HB Reavis has unveiled plans for a new skyscraper to replace Sixties block Elizabeth House. The £1.5 billion scheme includes 1 million square feet of office space and new public areas. 

If the proposal is granted planning permission, the Slovakian real estate developers would demolish the current building and replace it with a towering, multi-use skyscraper that they claim will support up to 12,000 jobs. 

The 30-storey building will sit in between the South Bank and Waterloo Station and include a variety of floor plates in order to attract a diverse range of tenants. The scheme also includes new public space in the form of a pedestrian street and a public square. Waterloo Curve, the new street, will include retail outlets and cafes. Victory Arch Square will connect Waterloo station to the South Bank.

The project was designed by architects Allford Hall Monaghan Morris and even features public gardens hugging the second floor of the tower. HB Reavis had bought the site with planning permission in 2017 but have since deviated from that scheme which would have included residential space. Instead, they opted for further office space. 

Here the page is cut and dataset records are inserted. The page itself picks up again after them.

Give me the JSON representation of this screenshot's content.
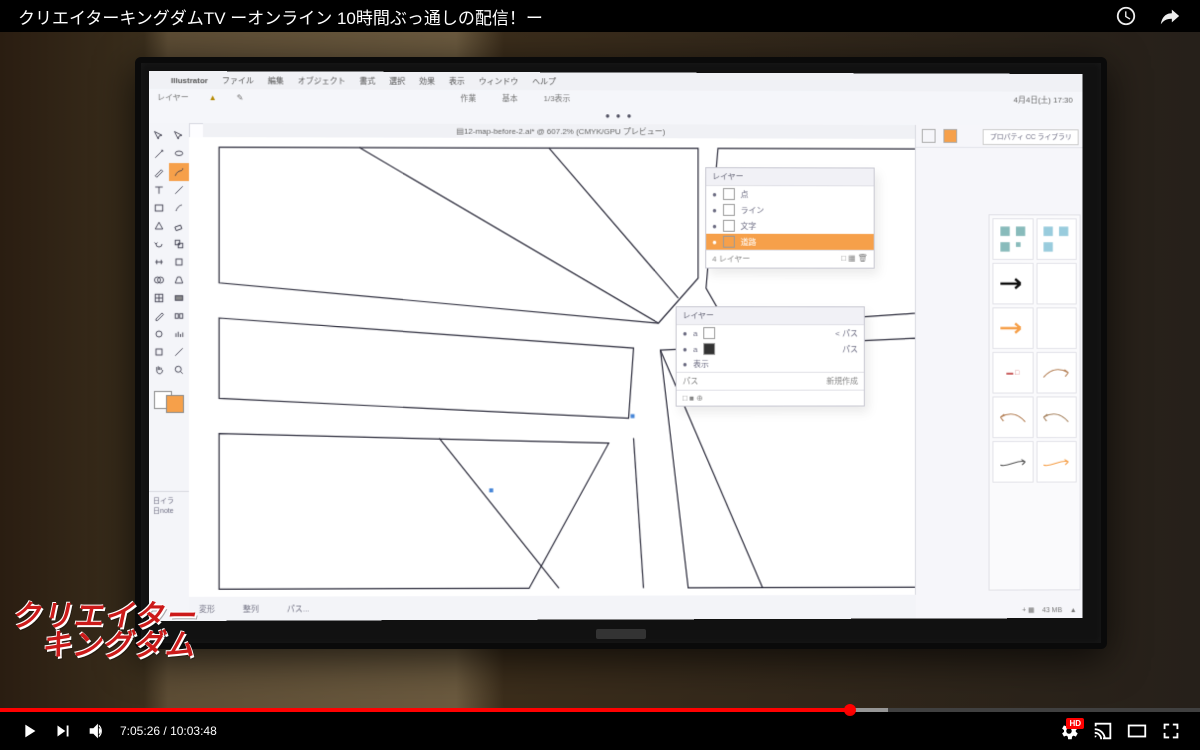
{
  "video": {
    "title": "クリエイターキングダムTV ーオンライン 10時間ぶっ通しの配信！ー",
    "current_time": "7:05:26",
    "duration": "10:03:48",
    "progress_pct": 70.8,
    "buffered_pct": 74
  },
  "overlay_logo": {
    "line1": "クリエイター",
    "line2": "キングダム"
  },
  "ai": {
    "app": "Illustrator",
    "menus": [
      "ファイル",
      "編集",
      "オブジェクト",
      "書式",
      "選択",
      "効果",
      "表示",
      "ウィンドウ",
      "ヘルプ"
    ],
    "clock": "4月4日(土) 17:30",
    "home_label": "レイヤー",
    "top_mid": [
      "作業",
      "基本",
      "1/3表示"
    ],
    "doc_tab": "12-map-before-2.ai* @ 607.2% (CMYK/GPU プレビュー)",
    "cc_button": "プロパティ  CC ライブラリ",
    "layers_panel": {
      "title": "レイヤー",
      "items": [
        {
          "label": "点"
        },
        {
          "label": "ライン"
        },
        {
          "label": "文字"
        },
        {
          "label": "道路",
          "selected": true
        }
      ],
      "footer": "4 レイヤー"
    },
    "layers_panel2": {
      "title": "レイヤー",
      "rows": [
        {
          "l": "a",
          "r": "< パス"
        },
        {
          "l": "a",
          "r": "パス"
        },
        {
          "l": "表示",
          "r": ""
        }
      ],
      "footer_l": "パス",
      "footer_r": "新規作成"
    },
    "left_panel_items": [
      "日イラ",
      "日note"
    ],
    "bottom_status": [
      "変形",
      "整列",
      "パス..."
    ],
    "right_status": "43 MB"
  }
}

Hence, the developers need to re-submit planning application to Lambeth council. They will do this in the first quarter of 2019 and hope to begin construction in 2020. The build is expected to take four to five years and will eventually add over a million square feet of office space to Waterloo

Kiran Pawar, development director at HB Reavis UK, said: “We are really excited to share our proposals for the complete transformation of this strategically important site for London”.

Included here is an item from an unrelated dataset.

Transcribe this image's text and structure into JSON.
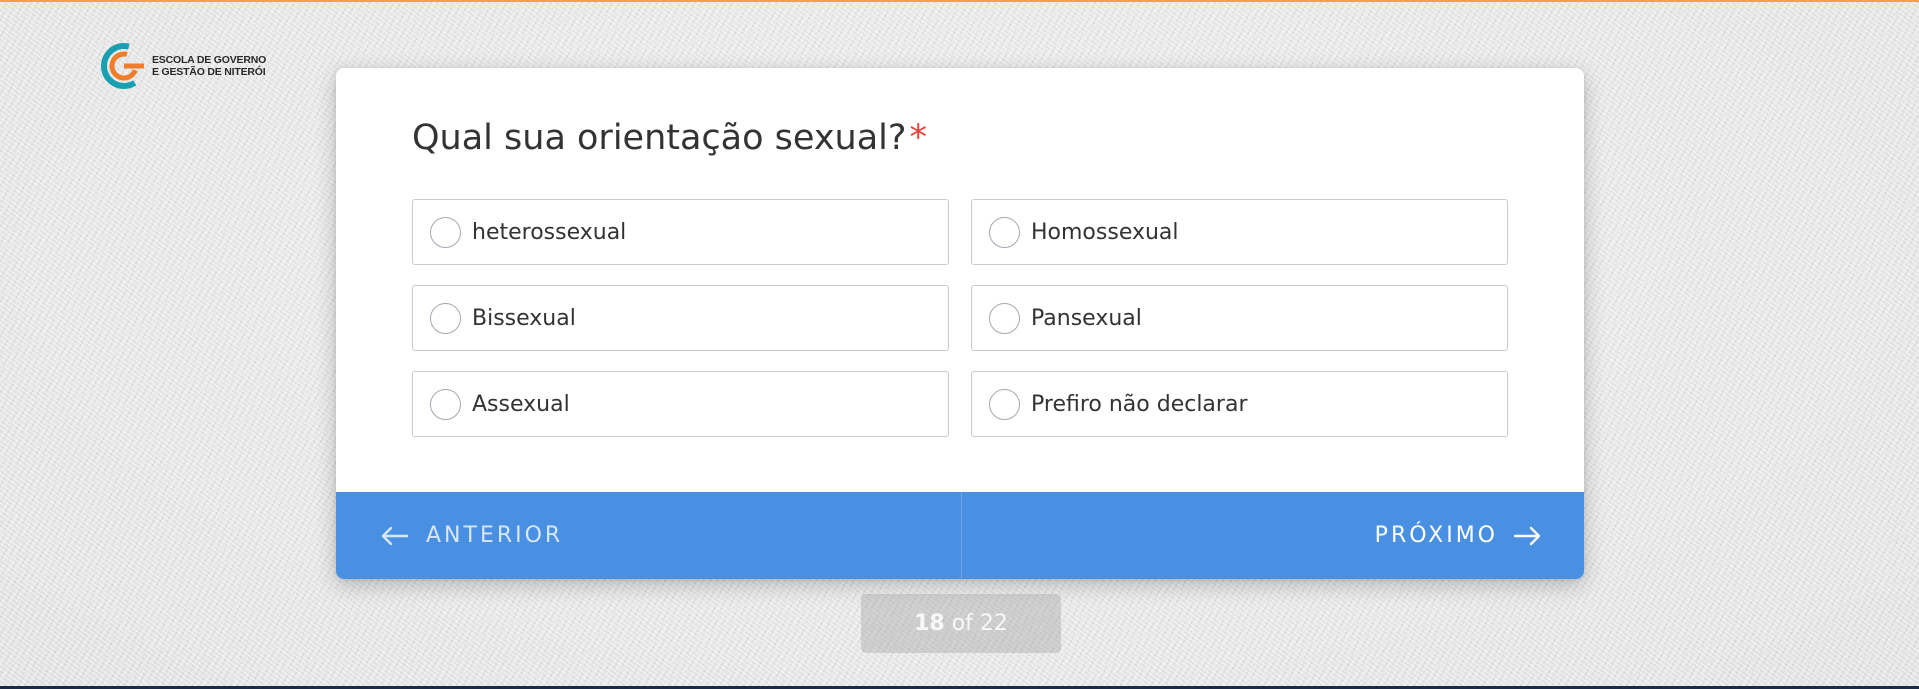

Elizabeth House has long been earmarked for regeneration. In 2003, P&O Development’s proposals were blocked by the Labour government. Chelsfield and London and Regional Properties proposed a second scheme years later. It was first hindered by Westminster council’s objection that the plan would obstruct views of Parliament Square and – after finally winning consent – was never built.

The building, which was sold to HB Reavis in May of last year for £250 million, has been much criticised for its drab appearance. Its architect John Poulson was convicted of fraud after winning contracts near major stations through bribery and Elizabeth House itself is said to have “worsened Monday mornings for millions”.